Book Review: The Radium Girls – Kate Moore (2017)

Book Review: The Radium Girls – Kate Moore (2017)

Bronze Anthology Book Review

The Radium Girls by Kate Moore (2017)

The Dark Story of America’s Shining Women
ISBN: 9781492649359

Overview

Who has ever heard of the radium-dial industry, let alone its effects on the women painting watch dials with the luminescent element? If the topic of this book doesn’t immediately intrigue you, perhaps you’ll be interested when you hear that it is the 2017 History & Biography Goodreads Choice Award winner.
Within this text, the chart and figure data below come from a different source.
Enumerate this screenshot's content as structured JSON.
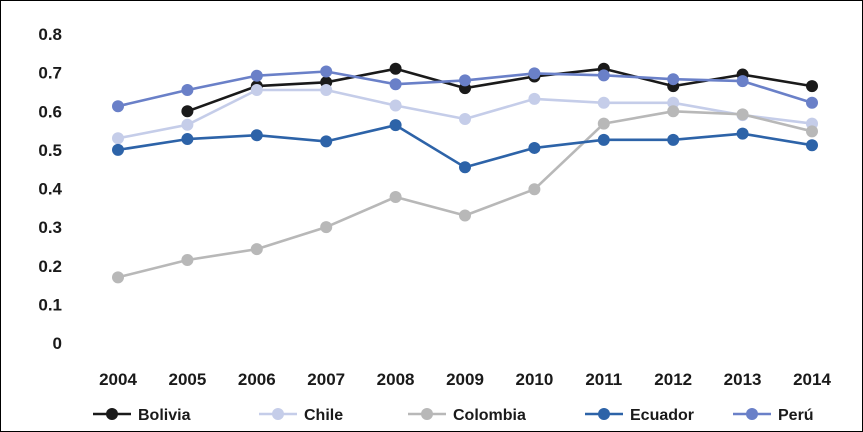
{
  "chart_data": {
    "type": "line",
    "title": "",
    "xlabel": "",
    "ylabel": "",
    "categories": [
      "2004",
      "2005",
      "2006",
      "2007",
      "2008",
      "2009",
      "2010",
      "2011",
      "2012",
      "2013",
      "2014"
    ],
    "ylim": [
      0,
      0.8
    ],
    "yticks": [
      "0",
      "0.1",
      "0.2",
      "0.3",
      "0.4",
      "0.5",
      "0.6",
      "0.7",
      "0.8"
    ],
    "grid": false,
    "legend_position": "bottom",
    "series": [
      {
        "name": "Bolivia",
        "color": "#1a1a1a",
        "values": [
          null,
          0.6,
          0.665,
          0.675,
          0.71,
          0.66,
          0.69,
          0.71,
          0.665,
          0.695,
          0.665
        ]
      },
      {
        "name": "Chile",
        "color": "#c5cde9",
        "values": [
          0.53,
          0.565,
          0.655,
          0.655,
          0.615,
          0.58,
          0.632,
          0.622,
          0.622,
          0.59,
          0.568
        ]
      },
      {
        "name": "Colombia",
        "color": "#b8b8b8",
        "values": [
          0.17,
          0.215,
          0.243,
          0.3,
          0.378,
          0.33,
          0.398,
          0.568,
          0.6,
          0.592,
          0.548
        ]
      },
      {
        "name": "Ecuador",
        "color": "#2d63a8",
        "values": [
          0.5,
          0.528,
          0.538,
          0.522,
          0.564,
          0.455,
          0.505,
          0.526,
          0.526,
          0.542,
          0.512
        ]
      },
      {
        "name": "Perú",
        "color": "#6a80c8",
        "values": [
          0.613,
          0.655,
          0.692,
          0.703,
          0.67,
          0.68,
          0.698,
          0.693,
          0.683,
          0.678,
          0.622
        ]
      }
    ]
  }
}
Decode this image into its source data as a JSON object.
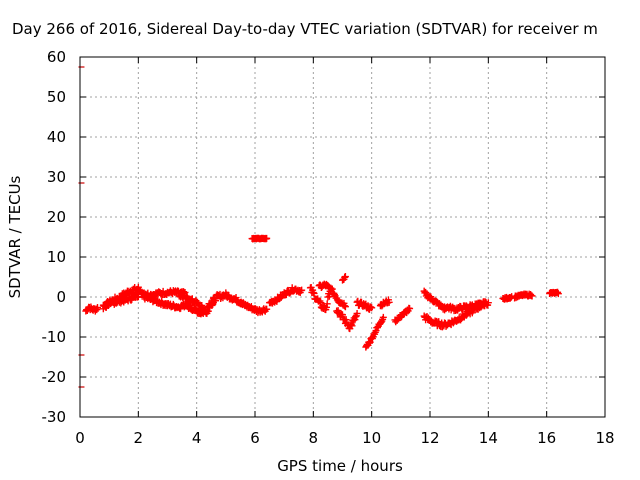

The inventor of the radium paint used on watch dials said, “What radium means to us today is a great romance in itself. But what it may mean to us tomorrow, no man can foretell.” When the quote was published in 1921, the country hailed radium as a miracle element and the dial-girls fortunate, because they received its restorative benefits every day. Certainly none of the dial-girls that worked by repeatedly smoothing paint brushes with their lips, dipping the brushes in radium, and using it to illuminate watch dials could foretell the life-long impact those three repeated steps – lip, dip, paint – would have on their lives.

In Three Words

Poison

Corruption

Battle

Overall Thoughts

Be prepared that even the strength of these ‘shining women’ will not be enough to lighten this ‘dark story.’ The book was well researched and the story easily flowed, partly due to the author’s injected speculations. There were numerous dial-girls and persons to keep straight though, especially as the story jumped back and forth between two factories, multiple girls at those factories, and also included significant persons in the girls’ lives. Fortunately, the author did not leave any lingering questions and covered all of the dial-girls introduced in the book from when they began working with radium through the remainder of their lives. During which time, the author often describes the ‘radium girls’ physical struggles in somewhat graphic detail (i.e. not to be read before dinner).

Our Bronze Star Rating

It is a good read for anyone that questions the status quo or popular beliefs. It is not a good read for anyone that wants to feel justice has been served. Overall, it is a three bronze star read; minus one star for the lack of merit to the minutiae of the story and minus another star simply because it is not a story I would pick up again.